If you want to celebrate a big group of people or one special person in a big way (college students love to share!), our 100-piece Fall Frosted Cookies Gift is the best way to do it. Chock full of seasonal flavors like Butterscotch Chai, Salty Caramel, and Mocha Latte, all topped with our classic buttercream, it’s guaranteed to delight every last tastebud.
Show EVERYONE you care about how much you appreciate them with a card and a cookie. Costing only a tiny bit more than a paper greeting card, our cookie cards are a lot more fun and guarantee a smile. If you’re sending them to loved ones far away, you might want to personalize your cookie with a family photo and a special note, just to let them know how much they’re missed.

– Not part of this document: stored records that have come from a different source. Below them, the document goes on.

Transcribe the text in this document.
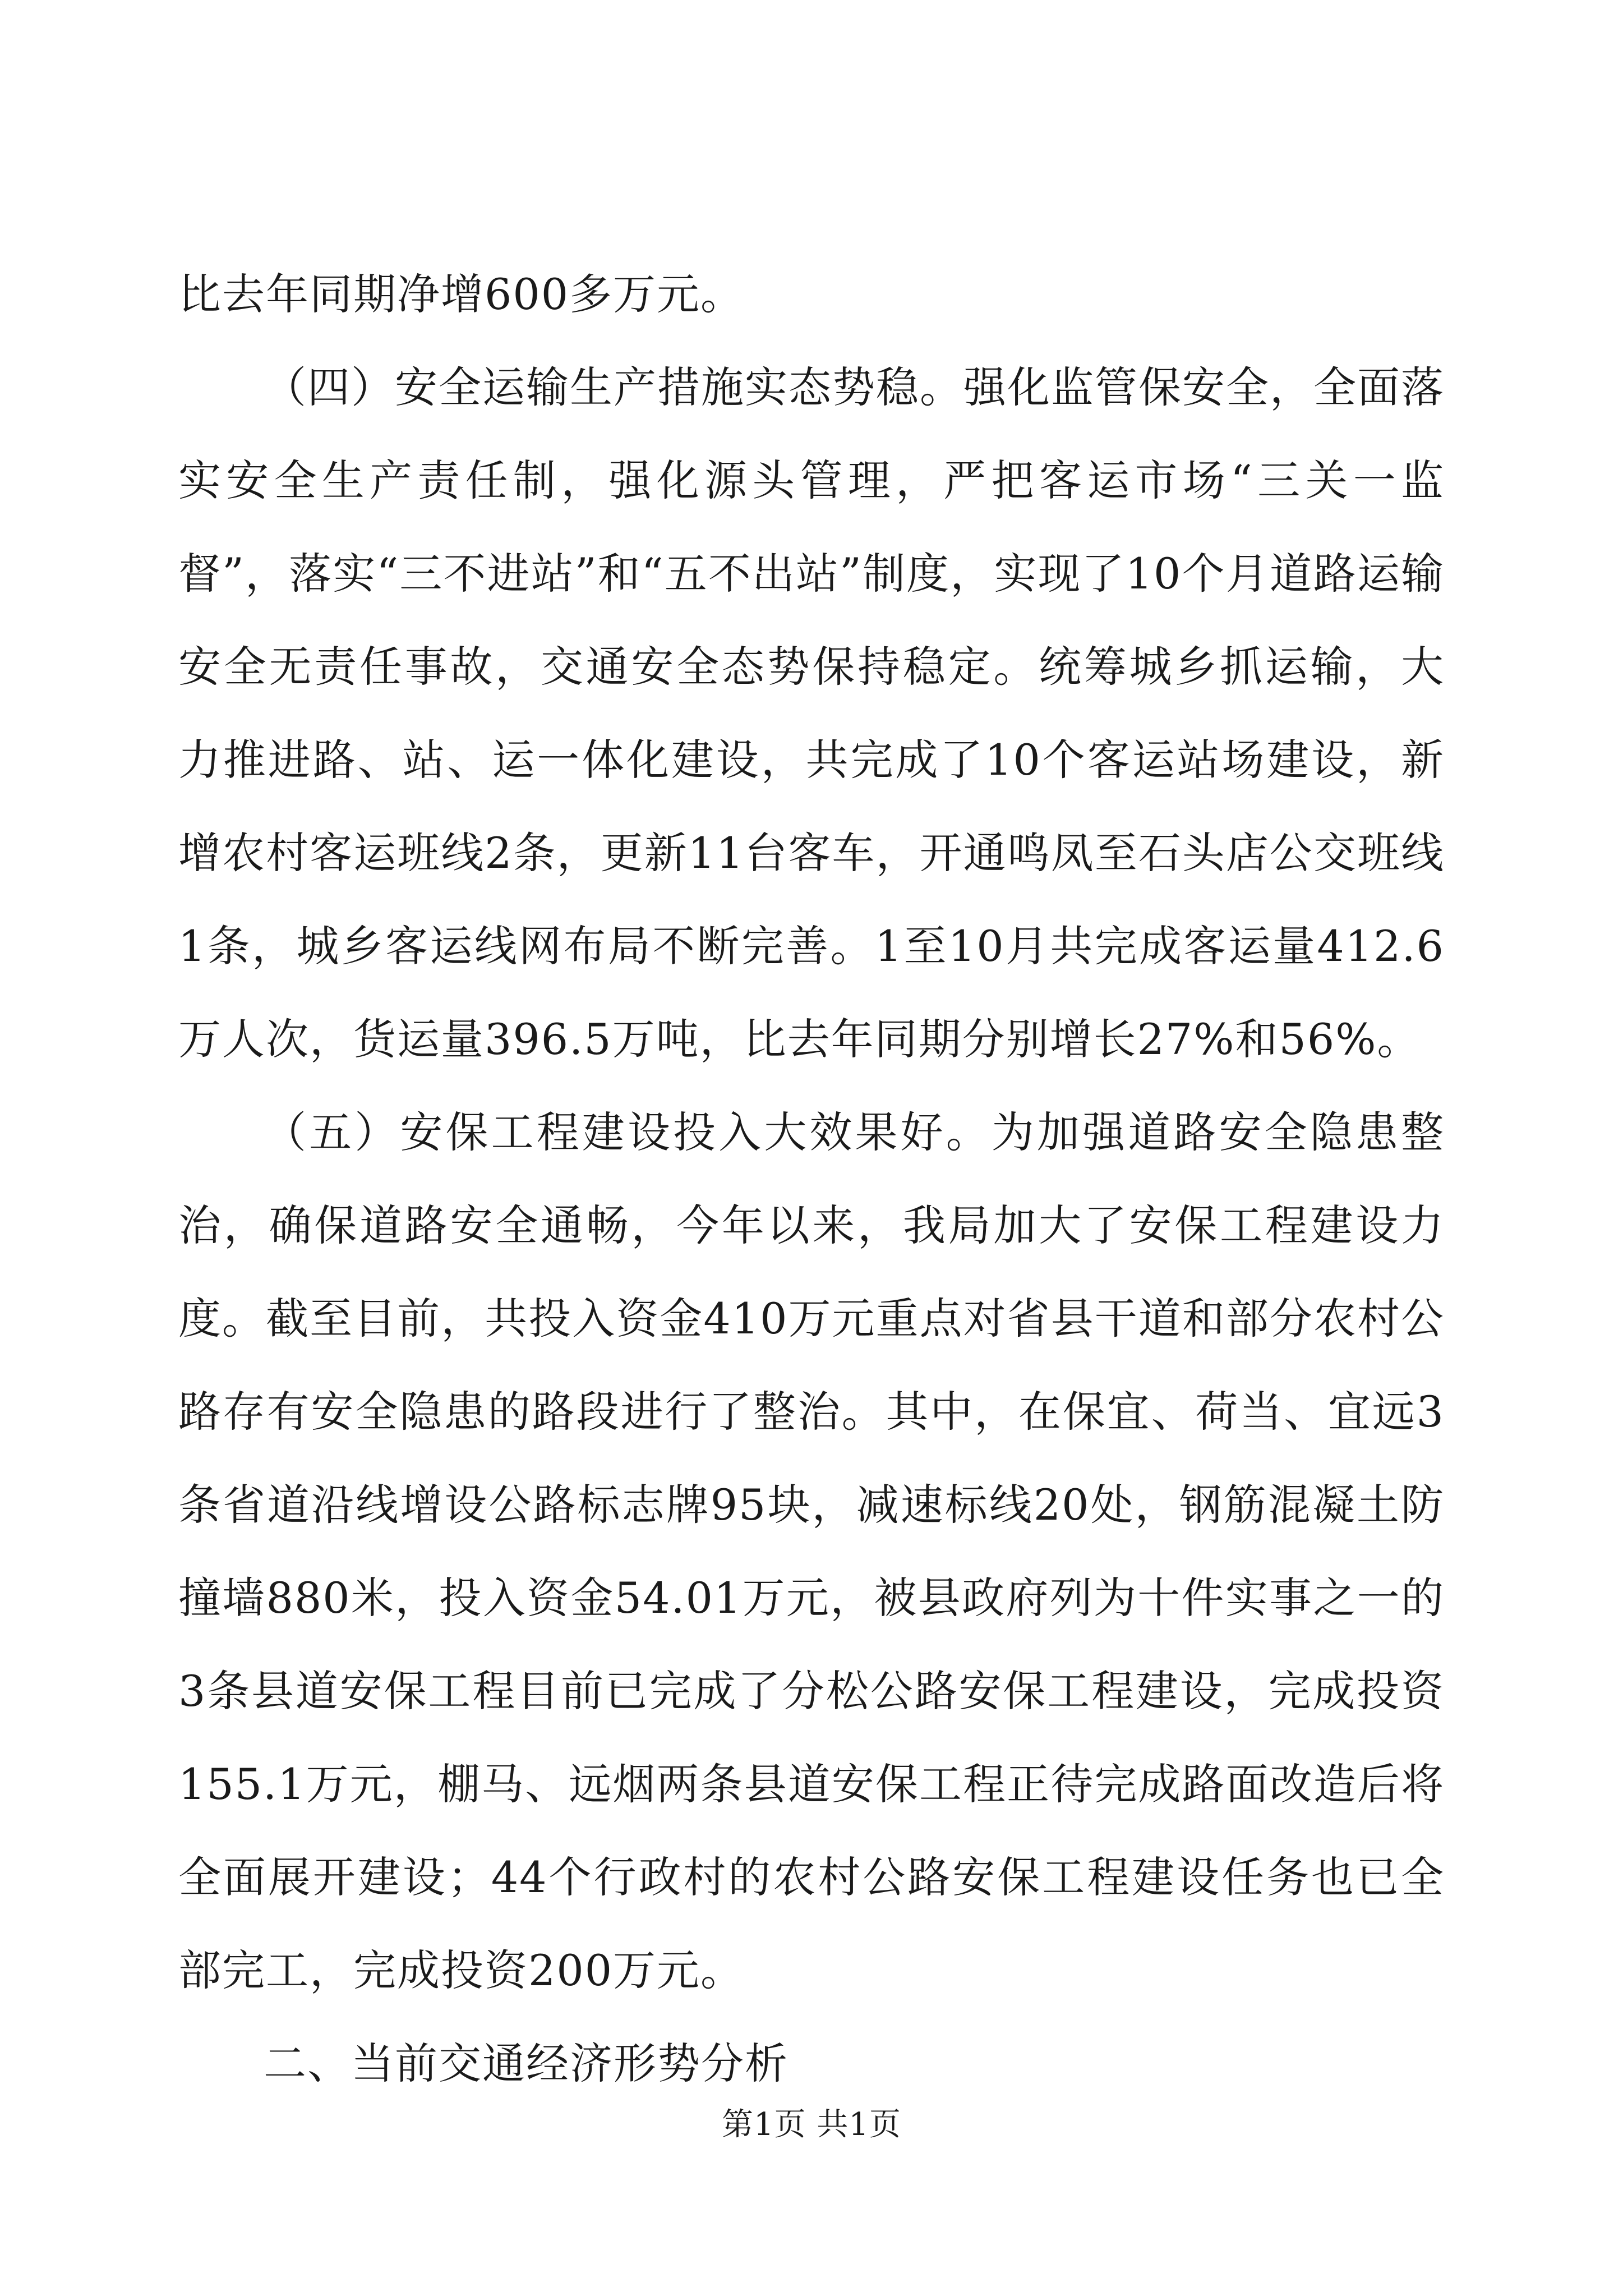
比去年同期净增600多万元。

（四）安全运输生产措施实态势稳。强化监管保安全，全面落实安全生产责任制，强化源头管理，严把客运市场“三关一监督”，落实“三不进站”和“五不出站”制度，实现了10个月道路运输安全无责任事故，交通安全态势保持稳定。统筹城乡抓运输，大力推进路、站、运一体化建设，共完成了10个客运站场建设，新增农村客运班线2条，更新11台客车，开通鸣凤至石头店公交班线1条，城乡客运线网布局不断完善。1至10月共完成客运量412.6万人次，货运量396.5万吨，比去年同期分别增长27%和56%。

（五）安保工程建设投入大效果好。为加强道路安全隐患整治，确保道路安全通畅，今年以来，我局加大了安保工程建设力度。截至目前，共投入资金410万元重点对省县干道和部分农村公路存有安全隐患的路段进行了整治。其中，在保宜、荷当、宜远3条省道沿线增设公路标志牌95块，减速标线20处，钢筋混凝土防撞墙880米，投入资金54.01万元，被县政府列为十件实事之一的3条县道安保工程目前已完成了分松公路安保工程建设，完成投资155.1万元，棚马、远烟两条县道安保工程正待完成路面改造后将全面展开建设；44个行政村的农村公路安保工程建设任务也已全部完工，完成投资200万元。

二、当前交通经济形势分析

第1页 共1页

We love the idea of keeping the giving going. Our Giving Plate comes painted with a charming message that encourages the recipient to fill it back up and send it along with new treats. It’s a great idea for large extended families or special groups of friends; each Thanksgiving the past year’s lucky recipient can refill it and send it to someone else in the group. It’s always fun to try to guess who will be next on the list!
We know a family that uses their cookie jar to hold “Gratitude Slips”—little pieces of paper on which they write the things they’re grateful for throughout the year. Then, after Thanksgiving dinner, when everyone is happy and full, they bring the jar to the table and everyone takes turns reading the past year’s gratitude slips out loud. We loved their idea so much, we wanted to suggest it to you. This year, why not buy your family one of our Fall Cookie Jars, enjoy the cookies inside for a Thanksgiving party or dessert, and start your own gratitude slip tradition?